Microsoft Shares Smart Watch Details
Called MSN Direct, the service will cost $9.95 monthly or $59 annually when it becomes available in the fourth quarter in the U.S. and Canada, Microsoft says. SPOT watch buyers will be able to select from a menu of information, including news, stock quotes, weather, traffic and restaurant guides.
Between six and eight watch styles priced between $150 and $300 will be available from the watch making partners before the Christmas holiday season, says Chris Schneider, program manager at Microsoft's SPOT technology group.
Users will also be able to receive messages through the MSN Messenger instant messaging service and get appointment reminders from Microsoft Outlook, Microsoft says. The service will be largely text-based, with some icons for weather reports.
"This is not for reading the newspaper, but for the micro moments in people's lives, providing perhaps a paragraph of information," Schneider says.
According to one analyst, MSN Direct pricing is very attractive and could help make the SPOT watches a hot holiday gift in December.
"There are very few consumer plans that cost under $10 a month," said Richard Doherty, research director at market researcher The Envisioneering Group. "We think there will be spot shortages of the SPOT products before the end of the year."
"Microsoft knows technology, but we don't know fashion very well," he said. After buying a watch at a retailer, the MSN Direct service has to be set up by going to a Web site, registering the watch, picking a price plan and selecting the content services, Schneider said.
The market for the product is "limitless," Schneider says. Microsoft expects initial users will be Internet-savvy consumers, he adds. The average American has three or more watches, he notes.

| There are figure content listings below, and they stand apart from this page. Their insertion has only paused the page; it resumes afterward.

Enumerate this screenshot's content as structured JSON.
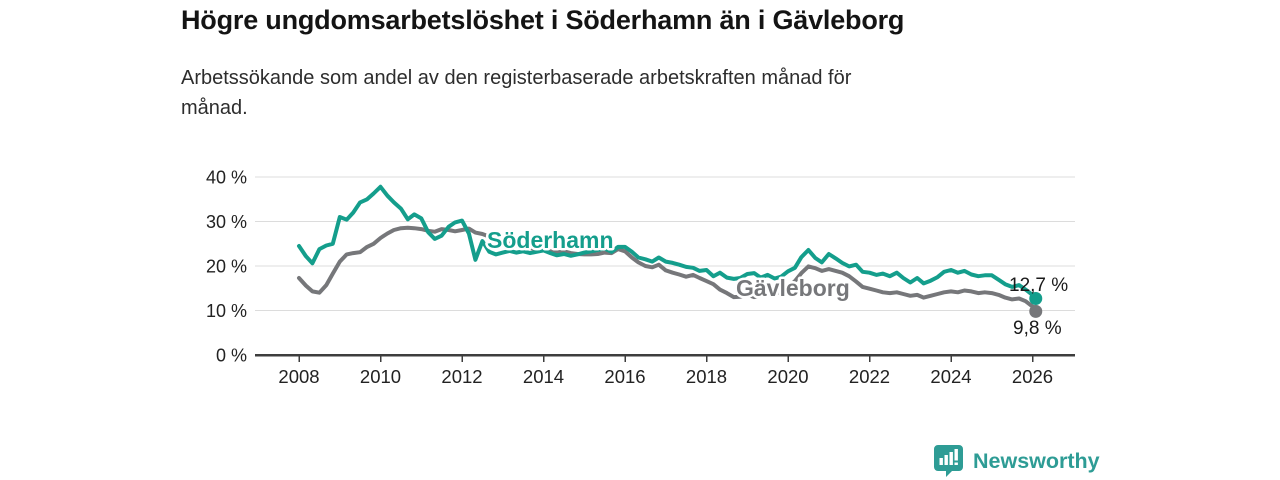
{
  "header": {
    "title": "Högre ungdomsarbetslöshet i Söderhamn än i Gävleborg",
    "subtitle_lines": [
      "Arbetssökande som andel av den registerbaserade arbetskraften månad för",
      "månad."
    ]
  },
  "chart_data": {
    "type": "line",
    "title": "Högre ungdomsarbetslöshet i Söderhamn än i Gävleborg",
    "subtitle": "Arbetssökande som andel av den registerbaserade arbetskraften månad för månad.",
    "xlabel": "",
    "ylabel": "",
    "y_unit": "%",
    "grid": "horizontal",
    "legend_position": "inline-labels",
    "ylim": [
      0,
      42
    ],
    "xlim": [
      2006.9,
      2027
    ],
    "y_tick_values": [
      0,
      10,
      20,
      30,
      40
    ],
    "y_tick_labels": [
      "0 %",
      "10 %",
      "20 %",
      "30 %",
      "40 %"
    ],
    "x_tick_values": [
      2008,
      2010,
      2012,
      2014,
      2016,
      2018,
      2020,
      2022,
      2024,
      2026
    ],
    "x_tick_labels": [
      "2008",
      "2010",
      "2012",
      "2014",
      "2016",
      "2018",
      "2020",
      "2022",
      "2024",
      "2026"
    ],
    "x": [
      2008,
      2008.17,
      2008.33,
      2008.5,
      2008.67,
      2008.83,
      2009,
      2009.17,
      2009.33,
      2009.5,
      2009.67,
      2009.83,
      2010,
      2010.17,
      2010.33,
      2010.5,
      2010.67,
      2010.83,
      2011,
      2011.17,
      2011.33,
      2011.5,
      2011.67,
      2011.83,
      2012,
      2012.17,
      2012.33,
      2012.5,
      2012.67,
      2012.83,
      2013,
      2013.17,
      2013.33,
      2013.5,
      2013.67,
      2013.83,
      2014,
      2014.17,
      2014.33,
      2014.5,
      2014.67,
      2014.83,
      2015,
      2015.17,
      2015.33,
      2015.5,
      2015.67,
      2015.83,
      2016,
      2016.17,
      2016.33,
      2016.5,
      2016.67,
      2016.83,
      2017,
      2017.17,
      2017.33,
      2017.5,
      2017.67,
      2017.83,
      2018,
      2018.17,
      2018.33,
      2018.5,
      2018.67,
      2018.83,
      2019,
      2019.17,
      2019.33,
      2019.5,
      2019.67,
      2019.83,
      2020,
      2020.17,
      2020.33,
      2020.5,
      2020.67,
      2020.83,
      2021,
      2021.17,
      2021.33,
      2021.5,
      2021.67,
      2021.83,
      2022,
      2022.17,
      2022.33,
      2022.5,
      2022.67,
      2022.83,
      2023,
      2023.17,
      2023.33,
      2023.5,
      2023.67,
      2023.83,
      2024,
      2024.17,
      2024.33,
      2024.5,
      2024.67,
      2024.83,
      2025,
      2025.17,
      2025.33,
      2025.5,
      2025.67,
      2025.83,
      2026,
      2026.08
    ],
    "series": [
      {
        "name": "Söderhamn",
        "color": "#149e8c",
        "end_label": "12,7 %",
        "end_value": 12.7,
        "values": [
          24.5,
          22.2,
          20.6,
          23.8,
          24.6,
          25.0,
          31.0,
          30.4,
          32.0,
          34.3,
          35.0,
          36.3,
          37.8,
          35.8,
          34.3,
          32.9,
          30.5,
          31.6,
          30.7,
          27.6,
          26.1,
          26.8,
          28.8,
          29.8,
          30.2,
          27.3,
          21.4,
          25.6,
          23.2,
          22.6,
          23.0,
          23.4,
          23.0,
          23.3,
          22.9,
          23.2,
          23.5,
          22.9,
          22.4,
          22.7,
          22.3,
          22.6,
          23.0,
          23.3,
          23.6,
          23.9,
          23.2,
          24.3,
          24.3,
          23.2,
          21.9,
          21.5,
          21.0,
          21.9,
          21.0,
          20.7,
          20.3,
          19.8,
          19.6,
          18.9,
          19.1,
          17.7,
          18.5,
          17.4,
          17.1,
          17.3,
          18.2,
          18.4,
          17.4,
          18.0,
          17.2,
          17.6,
          18.8,
          19.6,
          22.0,
          23.6,
          21.8,
          20.8,
          22.7,
          21.7,
          20.7,
          19.9,
          20.3,
          18.7,
          18.5,
          18.0,
          18.3,
          17.7,
          18.5,
          17.3,
          16.3,
          17.3,
          16.1,
          16.7,
          17.5,
          18.7,
          19.1,
          18.5,
          18.9,
          18.1,
          17.7,
          17.9,
          17.9,
          16.9,
          15.9,
          15.3,
          15.7,
          14.7,
          13.5,
          12.7
        ]
      },
      {
        "name": "Gävleborg",
        "color": "#76777a",
        "end_label": "9,8 %",
        "end_value": 9.8,
        "values": [
          17.3,
          15.6,
          14.3,
          14.0,
          15.7,
          18.3,
          21.0,
          22.6,
          22.9,
          23.1,
          24.3,
          25.0,
          26.3,
          27.3,
          28.1,
          28.5,
          28.6,
          28.5,
          28.3,
          27.9,
          27.7,
          28.3,
          28.1,
          27.8,
          28.1,
          28.4,
          27.5,
          27.2,
          26.6,
          26.0,
          25.4,
          25.0,
          24.6,
          24.3,
          24.0,
          23.8,
          23.6,
          23.3,
          23.0,
          23.3,
          22.9,
          22.7,
          22.6,
          22.6,
          22.7,
          23.0,
          22.9,
          23.8,
          23.3,
          21.9,
          20.8,
          20.0,
          19.7,
          20.3,
          19.0,
          18.5,
          18.1,
          17.6,
          18.0,
          17.3,
          16.6,
          15.9,
          14.7,
          13.9,
          13.0,
          13.1,
          13.6,
          13.0,
          13.4,
          14.0,
          13.8,
          14.2,
          15.2,
          16.6,
          18.4,
          19.9,
          19.5,
          18.9,
          19.3,
          18.9,
          18.5,
          17.7,
          16.5,
          15.3,
          14.9,
          14.5,
          14.1,
          13.9,
          14.1,
          13.7,
          13.3,
          13.5,
          12.9,
          13.3,
          13.7,
          14.1,
          14.3,
          14.1,
          14.5,
          14.3,
          13.9,
          14.1,
          13.9,
          13.5,
          12.9,
          12.5,
          12.7,
          12.1,
          10.9,
          9.8
        ]
      }
    ]
  },
  "footer": {
    "brand": "Newsworthy"
  },
  "colors": {
    "soderhamn_teal": "#149e8c",
    "gavleborg_gray": "#76777a",
    "axis": "#3d3d3d",
    "grid": "#dcdcdc",
    "text": "#141414",
    "brand_teal": "#2e9c95"
  }
}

MSN Direct sends information to the watches over the new Microsoft DirectBand network, an FM radio network build from spectrum Microsoft is leasing from broadcasting companies in the top 100 U.S. metropolitan areas and the largest Canadian cities.

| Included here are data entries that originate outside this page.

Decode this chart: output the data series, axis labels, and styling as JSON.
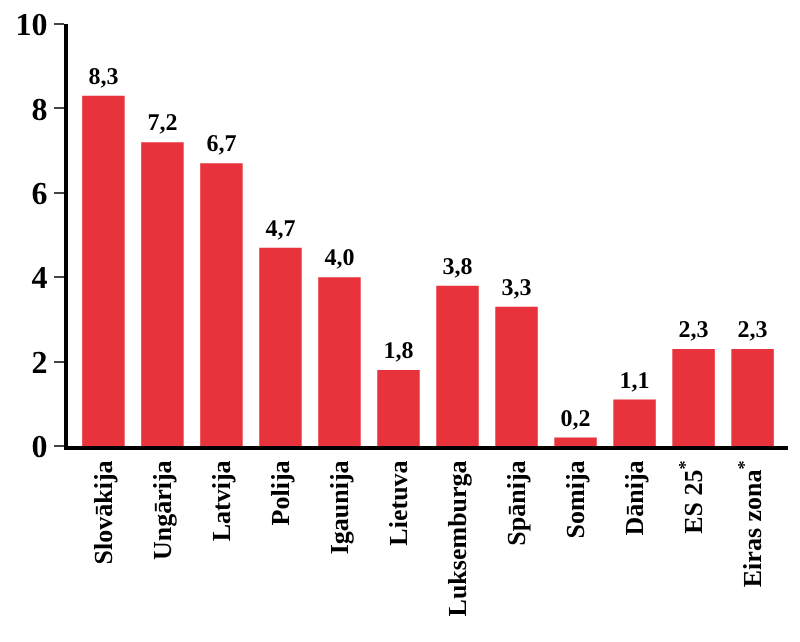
{
  "chart_data": {
    "type": "bar",
    "categories": [
      "Slovākija",
      "Ungārija",
      "Latvija",
      "Polija",
      "Igaunija",
      "Lietuva",
      "Luksemburga",
      "Spānija",
      "Somija",
      "Dānija",
      "ES 25$^{*}$",
      "Eiras zona$^{*}$"
    ],
    "values": [
      8.3,
      7.2,
      6.7,
      4.7,
      4.0,
      1.8,
      3.8,
      3.3,
      0.2,
      1.1,
      2.3,
      2.3
    ],
    "value_labels": [
      "8,3",
      "7,2",
      "6,7",
      "4,7",
      "4,0",
      "1,8",
      "3,8",
      "3,3",
      "0,2",
      "1,1",
      "2,3",
      "2,3"
    ],
    "color": "#e8333c",
    "ylim": [
      0,
      10
    ],
    "yticks": [
      0,
      2,
      4,
      6,
      8,
      10
    ]
  }
}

The SPOT watches run a scaled-down version of Microsoft's Common Language Runtime (CLR) environment. The devices are equipped with a low-cost, power-efficient chipset that consists of an application chip with an ARM7 processor, ROM and static RAM, and a 100MHz radio frequency receiver, Microsoft says.

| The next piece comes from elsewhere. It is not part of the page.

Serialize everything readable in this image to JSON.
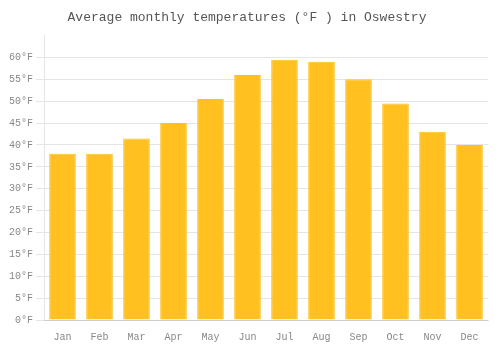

Batteries in the watches will last between three and five days before needing a recharge. If the batteries run out, the watch's clock function will still work, according to Microsoft.
Analysts are enthusiastic about SPOT and say it may succeed where similar services have failed in the past. Seiko's MessageWatch, sold in the 90s, is a prime example.
"SPOT by no means is a dog. It is a huge initiative to take ordinary objects and give them a new life," said Doherty of The Envisioneering Group.
The main differences between the MessageWatch and SPOT watches are the network connection and advances in low-power radio receivers that enable more powerful receivers and longer battery life, says Doherty, himself once a MessageWatch user.
Alex Slawsby, an IDC analyst, says he sees potential for SPOT watches although he questions whether many people will rush to buy them.
"Whether or not it makes it beyond early adopters will be dependant on how well the watches are marketed, how diverse the available watches are in terms of meeting price and form factor demands," he says.